Ben ilk okulda öğretmenlik yapıyorum. Çocuklarla çok iyi anlaşıyorum. Diğer taraftan da okula giden iki tane kendi çocuğum var. Yani, karantina sırasında hepimiz çevrimiçi eğitime alıştık. Bu süreçte üretken olduğumu söyleyemem. Maalesef kendime kalan zaman nedeniyle yeni sanat eserleri yaratamadım. Boş zamanım yoktu. Her zamanki gibi, bir gün yaptıklarımı hayata geçirmek umuduyla sabahın üçüne kadar eskizler yaptım ve çalışmalarla ilgili fikirleri not aldım. Sanat özgürlük ister. Pandemi ile ilgili tüm bu hikayeler, sorumlu olmak için kısıtlamalara uyum sağlamak ve dolayısıyla sanat ve herhangi bir sanat eseri yaratmak için gerekli olan özgürlüğü kaybetmek gibi bazı konuları gündeme getirmiş oldu.
Bunun dışında oldukça sosyal biriyim ve öncesinde birçok grup ve solo sergim oldu. Üniversiteden mezun olmadan önce birçok sanat topluluğuna katıldım. Şimdi kendim için önemsizim, çocuklarım, ailem ve arkadaşlarıma, herkese yardım etmeye ve en azından bu insanların bir an için gününü daha iyi hale getirmeye ve bununla birlikte de olumlu düşüncelere sahip olmaya çalışıyorum.
Her durumda iyiyi bulmaya çalışıyorum. Bu gibi değişimler insanları birbirine daha da yakınlaştırdı, hepimiz doğanın daha temiz olduğunu, ailelerimize, çevremizdeki insanlara, sevdiğimiz insanlara daha çok zaman ayırdığımızı, iletişim için zamanı bulmamız gerektiğini görüyoruz, eğer zamanınız yoksa şimdi zaman bulup kendimizi ve topluluğumuzu düşünme vakti. Sabah uyandığımızda onların da sağlıklı olmalarına seviniyoruz.

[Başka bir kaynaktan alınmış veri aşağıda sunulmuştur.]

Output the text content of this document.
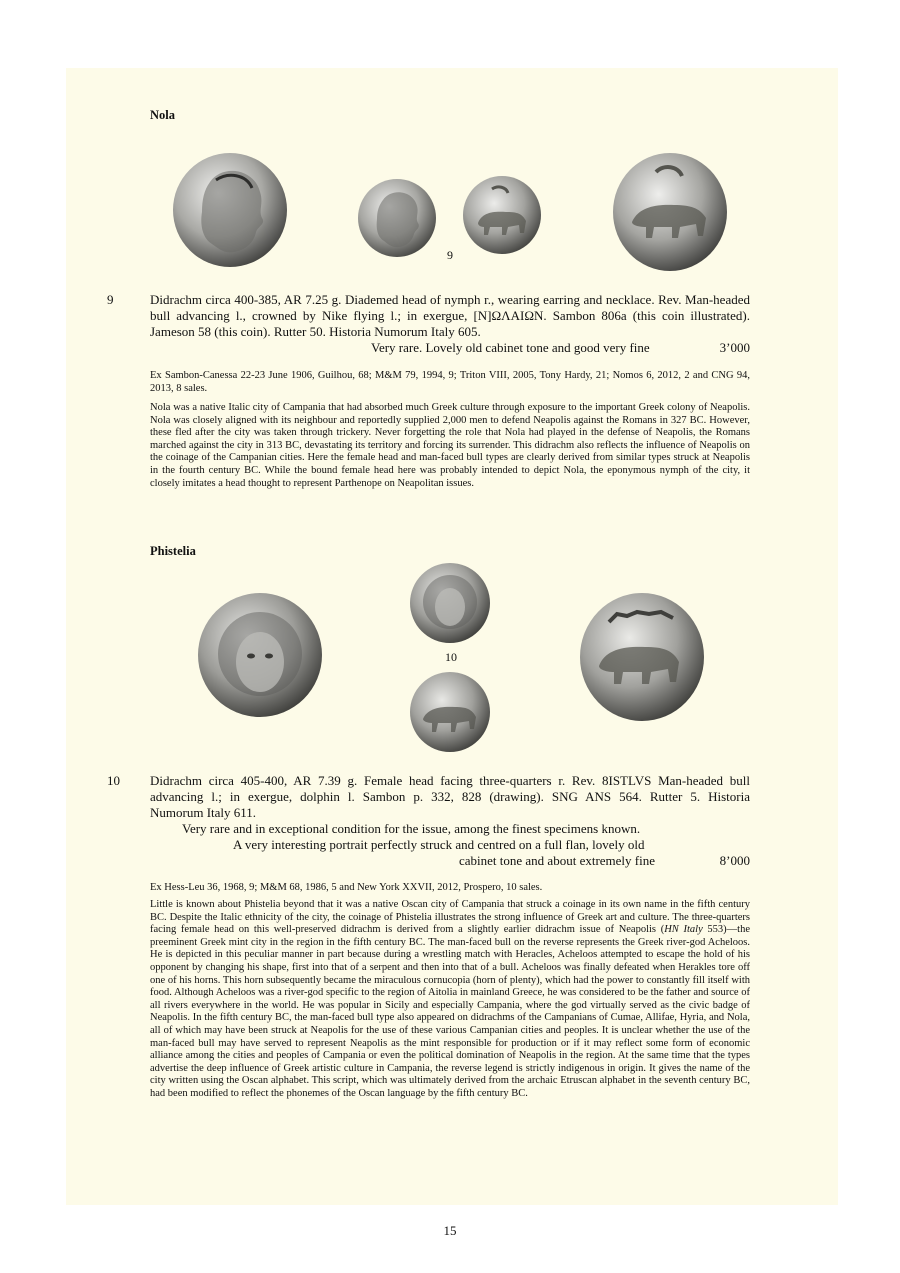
Nola
9
9	Didrachm circa 400-385, AR 7.25 g. Diademed head of nymph r., wearing earring and necklace. Rev. Man-headed bull advancing l., crowned by Nike flying l.; in exergue, [N]ΩΛΑΙΩΝ. Sambon 806a (this coin illustrated). Jameson 58 (this coin). Rutter 50. Historia Numorum Italy 605.
Very rare. Lovely old cabinet tone and good very fine	3’000
Ex Sambon-Canessa 22-23 June 1906, Guilhou, 68; M&M 79, 1994, 9; Triton VIII, 2005, Tony Hardy, 21; Nomos 6, 2012, 2 and CNG 94, 2013, 8 sales.
Nola was a native Italic city of Campania that had absorbed much Greek culture through exposure to the important Greek colony of Neapolis. Nola was closely aligned with its neighbour and reportedly supplied 2,000 men to defend Neapolis against the Romans in 327 BC. However, these fled after the city was taken through trickery. Never forgetting the role that Nola had played in the defense of Neapolis, the Romans marched against the city in 313 BC, devastating its territory and forcing its surrender. This didrachm also reflects the influence of Neapolis on the coinage of the Campanian cities. Here the female head and man-faced bull types are clearly derived from similar types struck at Neapolis in the fourth century BC. While the bound female head here was probably intended to depict Nola, the eponymous nymph of the city, it closely imitates a head thought to represent Parthenope on Neapolitan issues.
Phistelia
10
10 Didrachm circa 405-400, AR 7.39 g. Female head facing three-quarters r. Rev. 8ISTLVS Man-headed bull
advancing l.; in exergue, dolphin l. Sambon p. 332, 828 (drawing). SNG ANS 564. Rutter 5. Historia
Numorum Italy 611.
Very rare and in exceptional condition for the issue, among the finest specimens known.
A very interesting portrait perfectly struck and centred on a full flan, lovely old
cabinet tone and about extremely fine	8’000
Ex Hess-Leu 36, 1968, 9; M&M 68, 1986, 5 and New York XXVII, 2012, Prospero, 10 sales.
Little is known about Phistelia beyond that it was a native Oscan city of Campania that struck a coinage in its own name in the fifth century BC. Despite the Italic ethnicity of the city, the coinage of Phistelia illustrates the strong influence of Greek art and culture. The three-quarters facing female head on this well-preserved didrachm is derived from a slightly earlier didrachm issue of Neapolis (HN Italy 553)—the preeminent Greek mint city in the region in the fifth century BC. The man-faced bull on the reverse represents the Greek river-god Acheloos. He is depicted in this peculiar manner in part because during a wrestling match with Heracles, Acheloos attempted to escape the hold of his opponent by changing his shape, first into that of a serpent and then into that of a bull. Acheloos was finally defeated when Herakles tore off one of his horns. This horn subsequently became the miraculous cornucopia (horn of plenty), which had the power to constantly fill itself with food. Although Acheloos was a river-god specific to the region of Aitolia in mainland Greece, he was considered to be the father and source of all rivers everywhere in the world. He was popular in Sicily and especially Campania, where the god virtually served as the civic badge of Neapolis. In the fifth century BC, the man-faced bull type also appeared on didrachms of the Campanians of Cumae, Allifae, Hyria, and Nola, all of which may have been struck at Neapolis for the use of these various Campanian cities and peoples. It is unclear whether the use of the man-faced bull may have served to represent Neapolis as the mint responsible for production or if it may reflect some form of economic alliance among the cities and peoples of Campania or even the political domination of Neapolis in the region. At the same time that the types advertise the deep influence of Greek artistic culture in Campania, the reverse legend is strictly indigenous in origin. It gives the name of the city written using the Oscan alphabet. This script, which was ultimately derived from the archaic Etruscan alphabet in the seventh century BC, had been modified to reflect the phonemes of the Oscan language by the fifth century BC.
15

Çocuklar söz konusu olduğunda, fazla bir denge yoktur. Çocuklar bakıma muhtaç, okuldaki öğrencilerle sosyal ağlar, özellikle çevrimiçi gruplar aracılığıyla çalıştık. Dürüst olmak gerekirse, mümkün olduğunca basitleştirmeye çalıştım, çünkü çocuklar bu hikayede… onlar için işleri basitleştirmek, haftada bir onlara bir görev vermek ve görevin konusunun hafif ve eğlenceli bir şey olması için çaba gösterdim. Yani, günün 24 saati meşguldüm çünkü bir öğrencinin bana ne zaman mesaj göndereceğini veya soru soracağını asla bilemem. Ve bu şekilde de sahip oldukları soruları cevaplamayı başardım.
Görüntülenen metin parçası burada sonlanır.